Another former IMF chief economist, Olivier Blanchard, is more in line with Yellen, arguing that current inflation will not last and that central banks, including the Federal Reserve, will face a return to an environment where interest rates are uncomfortably close to zero. He has proposed that central banks raise their inflation targets from 2% to 3% to counter this.

Yellen spent a quarter century at the Fed, including four years as chair, from 2014 to 2018. For most of that period, inflation was historically low thanks to demographics, technology, and globalization.

The personal consumption expenditures (PCE) ratio, the Fed’s preferred inflation gauge, rose an annual average of 1.9%, below the Fed’s current target, between 1992 and 2019. Many policymakers have been concerned that would actually be too low, forcing interest rates near zero and robbing the central bank of the ability to fight recessions with sharp rate cuts.

That streak was interrupted by COVID-19, marked by supply chain problems and government aid in the United States that skyrocketed demand, and then Russia’s invasion of Ukraine early last year sparked a rebound in energy and food prices.
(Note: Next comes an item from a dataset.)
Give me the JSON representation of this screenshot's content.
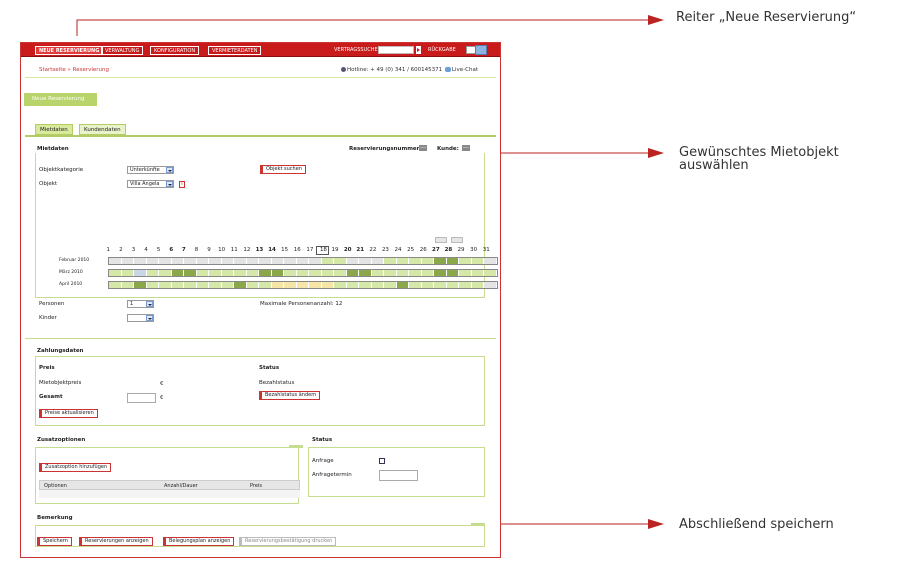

These upticks since the mid-1980s have tended not to last, he said.

“The pandemic caused such unusual disruptions in the economy,” he explained. “There were many problems in the supply chain. We hit the wall in a bunch of different sectors and prices skyrocketed.”

Yellen did not say how long she thought it would take for inflation to return to its target, nor did she comment on how the Federal Reserve should react in that case.